TIPRO also highlights new data released from the Texas comptroller’s office showing record levels of severance taxes paid by Texas oil and natural gas producers. In June, $679 million in oil production taxes were paid, an increase of $84 million compared to May and 87 percent higher than June 2021. Taxes paid by natural gas producers also reached a new record, with $439 million paid in June, an increase of $26 million compared to May and 176 percent higher than June 2021 numbers. TIPRO explains that oil and natural gas severance taxes support all aspects of the Texas economy, including roads and infrastructure investments, water conservation projects, schools and education, first responders and other essential public services.
Further, as announced recently by the Texas comptroller, elevated tax revenue driven by the oil and gas sector will give the state legislature more funding to use towards the state budget in 2023. According to the comptroller’s office, the state will have nearly $14 billion extra in funds available for general-purpose spending, money which will be used by lawmakers during the next legislative session to support legislative priorities and other important needs in Texas.
TIPRO reports that oil and gas output in Texas is projected to experience further growth in the months to come. Experts with the U.S. Energy Information Administration (EIA) forecast that oil production in the Permian Basin, the most nation’s most prolific shale oil basin, will rise 78,000 barrels per day (bpd) to a record 5.445 million bpd in August. Oil production in the Eagle Ford Shale in South Texas is also expected to increase 25,000 bpd in August, reaching 1.205 million bpd. Additionally, natural gas production will rise in the Permian to record highs of 20.5 billion cubic feet per day (bcfd), according to the EIA, and in the Eagle Ford, natural gas production will grow to 6.8 bcfd.

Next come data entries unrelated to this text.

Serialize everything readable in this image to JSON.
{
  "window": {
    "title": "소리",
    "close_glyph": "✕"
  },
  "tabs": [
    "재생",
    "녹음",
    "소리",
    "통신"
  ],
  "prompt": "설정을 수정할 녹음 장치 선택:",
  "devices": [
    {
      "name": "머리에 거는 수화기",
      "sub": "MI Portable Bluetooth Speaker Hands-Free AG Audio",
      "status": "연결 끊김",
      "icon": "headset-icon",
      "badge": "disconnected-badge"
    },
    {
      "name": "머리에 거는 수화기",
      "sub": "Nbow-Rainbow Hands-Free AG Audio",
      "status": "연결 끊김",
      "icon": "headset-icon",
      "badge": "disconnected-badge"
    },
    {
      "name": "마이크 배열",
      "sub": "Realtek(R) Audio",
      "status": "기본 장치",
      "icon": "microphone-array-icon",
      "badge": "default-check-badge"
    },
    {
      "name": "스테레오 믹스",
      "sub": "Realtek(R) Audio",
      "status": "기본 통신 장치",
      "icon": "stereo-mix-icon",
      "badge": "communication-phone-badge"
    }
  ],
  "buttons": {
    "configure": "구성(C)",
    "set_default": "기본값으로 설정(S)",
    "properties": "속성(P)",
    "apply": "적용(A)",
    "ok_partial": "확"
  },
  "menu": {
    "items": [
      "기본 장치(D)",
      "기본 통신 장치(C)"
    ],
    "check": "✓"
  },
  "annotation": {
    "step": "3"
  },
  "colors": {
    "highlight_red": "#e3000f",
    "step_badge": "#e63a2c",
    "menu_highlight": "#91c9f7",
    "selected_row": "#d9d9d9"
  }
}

“As expected, the dip in May upstream employment appeared to be an anomaly, and June numbers reflect continued demand for talent and increasing exploration and production activities in the Texas oil and natural gas industry,” said Ed Longanecker, president of TIPRO. “Recessionary fears and the potential impact of China’s draconian COVID-19 policies have continued to be offset by concerns over tight oil supplies, but we are seeing these market forces impact WTI futures. Demand will continue to outpace global supply this year, but we can expect increasing levels of volatility in the months ahead due to these and other factors, including geopolitical conflicts and growing unrest over the escalating energy crisis in Europe,” added Longanecker.
TIPRO says the hostile federal policy environment and related rhetoric for domestic oil and natural gas production is also contributing to uncertainty in the U.S. and global markets, which could drive the cost of goods and services higher for American consumers, despite the economic dampening rate-setting efforts by the Federal Reserve Board.
“U.S. policymakers are placing undue demands on energy producers. If we want price stability, and if we want to ensure a secure domestic energy supply, we need a stable regulatory environment in the U.S,” Longanecker emphasized. “Policymakers and the current administration must stop vilifying our industry and should work collaboratively with operators to develop a coherent federal energy policy strategy, including opening federal leasing, approving permitting for energy infrastructure and again providing the regulatory certainty needed to support long-term investments that are necessary to address our own energy needs and those of our allies abroad.”